La vision mystique de Rilke implique une cosmologie qui refuse l'existence d'un fossé entre la ciel et la terre : le ciel et la terre sont en continuité. C'est, il me semble, cette intuition fondamentale qui rend l'oeuvre de Rilke si importante aux yeux de Corbin. Ce dernier, dont la connaissance de la théologie, de la philosophie et de la littérature allemandes était extraordinairement étendue et profonde, pensait que les Elégies formulaient explicitement, littéralement, les thèmes centraux de la vision mystique de l'islam qu'il défendait avec passion. Il note après la lecture d'une lettre bien connue que Rilke écrivit un an avant sa mort : "notre tâche est de graver en nous la demeure provisoire et périssable de la terre si profondément, si douloureusement et si passionnément qu'elle puisse ressusciter "invisiblement" en nous. Nous devons accomplir la transfiguration du visible dans l'invisible."
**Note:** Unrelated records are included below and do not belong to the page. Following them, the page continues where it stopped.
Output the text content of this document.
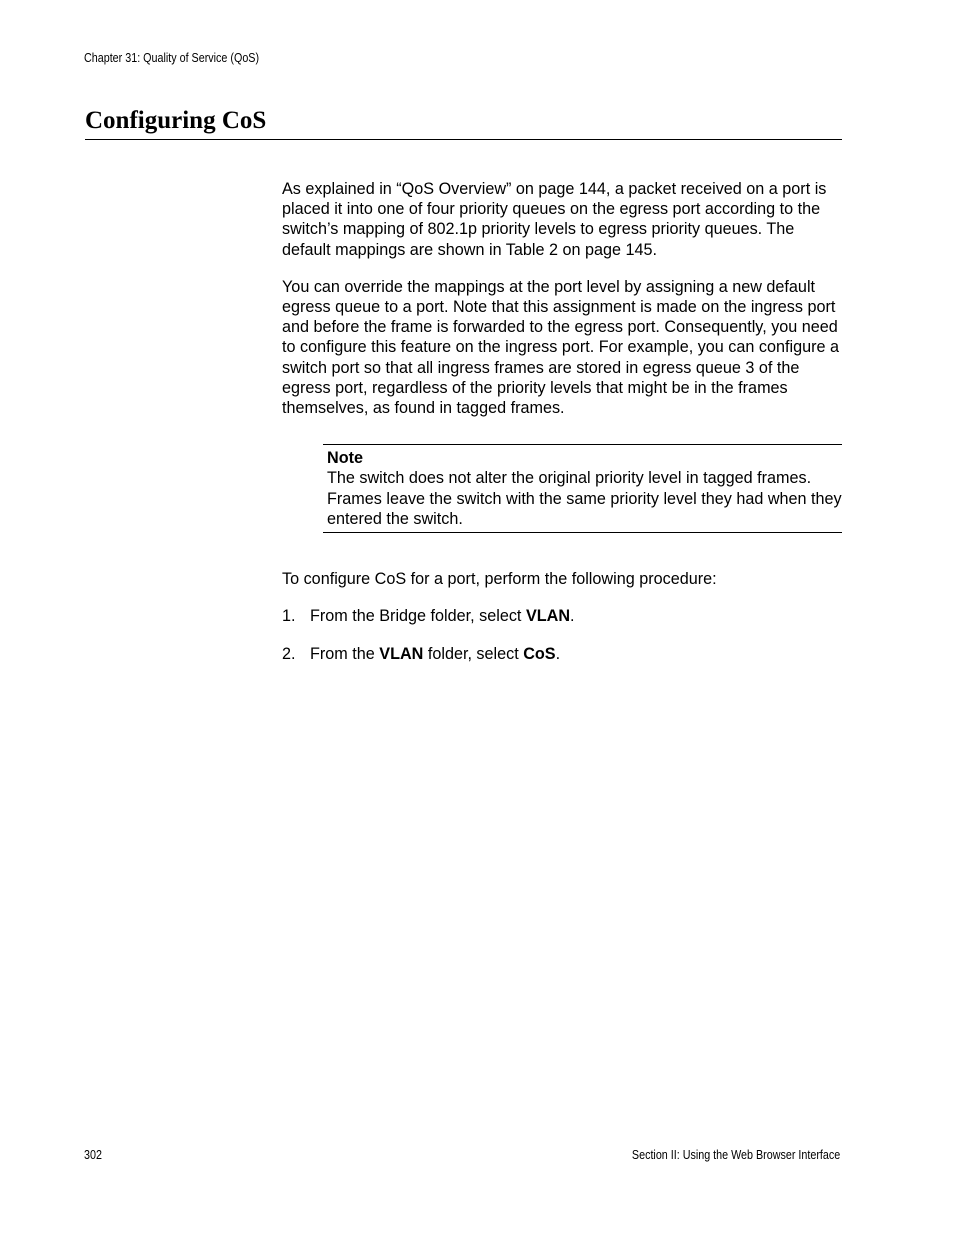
Chapter 31: Quality of Service (QoS)
Configuring CoS

As explained in “QoS Overview” on page 144, a packet received on a port is placed it into one of four priority queues on the egress port according to the switch’s mapping of 802.1p priority levels to egress priority queues. The default mappings are shown in Table 2 on page 145.

You can override the mappings at the port level by assigning a new default egress queue to a port. Note that this assignment is made on the ingress port and before the frame is forwarded to the egress port. Consequently, you need to configure this feature on the ingress port. For example, you can configure a switch port so that all ingress frames are stored in egress queue 3 of the egress port, regardless of the priority levels that might be in the frames themselves, as found in tagged frames.

Note
The switch does not alter the original priority level in tagged frames. Frames leave the switch with the same priority level they had when they entered the switch.

To configure CoS for a port, perform the following procedure:

1. From the Bridge folder, select VLAN.
2. From the VLAN folder, select CoS.
302	Section II: Using the Web Browser Interface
C'est dans la figure de l'Ange, centrale dans les Elégies, que cette transformation apparaît comme déjà accomplie. L'Ange des Elégies, écrit Rilke, est l'être qui aspire à la reconnaissance dans l'invisible d'un ordre plus élevé de réalité. - Par conséquent "terrible" ("Tout Ange est terrible.") pour nous, car nous continuons toujours à nous accrocher au visible (...) Tous les mondes de l'univers plongent leurs racines dans l'invisible qui est leur réalité la plus profonde... Nous sommes les êtres qui transformons la terre ; notre existence tout entière, les extases et les retombées de l'amour, tout nous qualifie pour accomplir cette tâche en dehors de laquelle aucune autre n'est essentielle.
C'est précisément, explique Corbin, la conception d'Avicenne, de Suhrawardi, de Mulla Sadra et d'Ibn 'Arabi. Dans des mots qui reflètent ceux de Rilke, le théologien chiite du XXème siècle, Mohammad Hosayn Tabataba'i disait que le rôle du gnostique dans ce monde est d'être l'artisan de l'invisible, de la transcendance. L'imagination en nous fournit le lieu de rencontre nécessaire entre ce monde et le monde divin. Corbin nous parle d'une tradition chiite qui prétend que le sang de l'Iman Hosayn, Prince des Martyrs, doit rester suspendu pour toujours entre le Ciel et la Terre, car s'il venait à verser, le monde toucherait à sa fin. L'Ange nous permet de percevoir toutes choses comme suspendues entre Ciel et Terre dans le mundus imaginalis (le monde imaginal). L'Imagination crée la possibilité d'une "jonction entre les deux mers" là où Moïse et Khidr, "le Verdoyant" se rencontrent.